The LivingCampus is also a busy campus- something like 14,000 people come through the door each year (and that’s not counting the passing foot traffic, hockey players or skateboarders).  We do not have the luxury of a home garden – everything we do is scrutinized by health and safety, disability access, building consent requirements etc.  We are carefully treading a tightrope between an organic feeling and a high use outdoor museum. This is, unfortunately, not cheap.

So, yes, we do need the money.  Perhaps more important than this though, is we need the engagement of the whole community – including the businesses.  While we may not like some aspects of what they represent, the fact remains that they are here.  Most importantly, the big shed hardware/gardening stores are where most people are getting their materials, resources and knowledge.  To get the people, we need the big sheds to move to a sustainability message.  To misquote someone, we need them in the garden, not outside it.

Your email has prompted me to look for advice.  The best I can find is the Ethical Consumer website
This UK group recognises, as you do,that “Sponsorship is not philanthropy.
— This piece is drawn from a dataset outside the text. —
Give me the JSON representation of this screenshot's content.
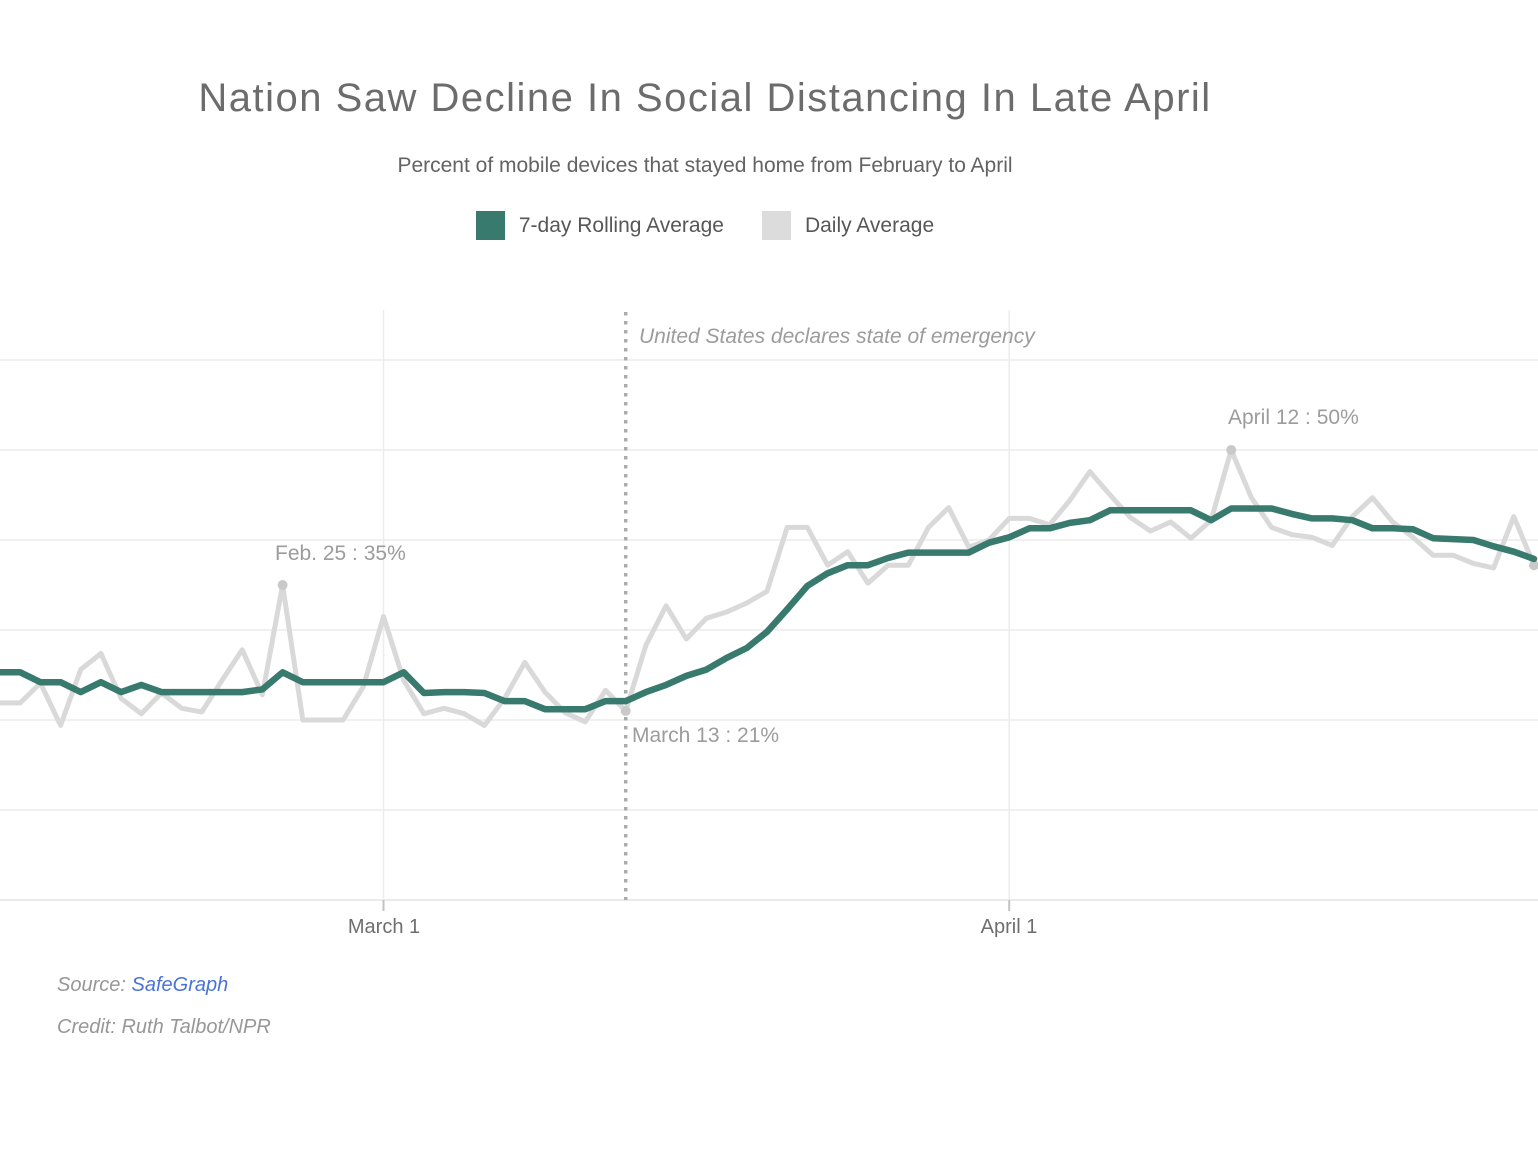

It is a mutually beneficial business partnership”.   They suggest a code of ethics that is used to “share a common understanding of the charity’s ethical values”.

I think we need to write a set of guidelines for association with LivingCampus.  You are right, people will want to “associate with the amazing, organic, wholesome community initiative toward sustainability”.  And you are also right that other people will assume some sort of alignment of values.  

I’ve spoken about this with our business relationship manager.  He suggests a “softly softly” approach, the retail sector is not strong at the moment, too big a stick and we’ll lose both the opportunity to engage and the possibility of money.   We have quite a big stick in our procurement policy:

1.1.At Otago Polytechnic purchasing decisions, at whatever level these are made, are expected to take into account both financial and sustainability issues, and to contribute towards meeting the Polytechnics objectives in the area of sustainability.

1.2.A sustainable approach to purchasing means taking into account social, environmental and broad economic factors when meeting the Polytechnics needs for goods and/or services.

1.3.Otago Polytechnics objectives in the area of sustainability (green objectives)

  • Support suppliers who are socially responsible and have adopted ethical practices
  • Avoid unnecessary consumption
  • Select goods and/or services which have a lower environmental impact across their life cycle than competing goods and/or services
  • Support suppliers whose work practices demonstrate innovation in sustainability
  • We clearly need to build relationships with the businesses in our community as well as groups such as your own.  By working with the businesses we can contribute to their progress down this sustainability pathway.  

    Would you be able to help us with this, perhaps a short working party to write a LivingCampus Code of Ethics…?



    What such a document say?  What alternatives are there?  How can we make this ethical and practical issue a  win-win situation?   How do we reflect both points of view without burning bridges?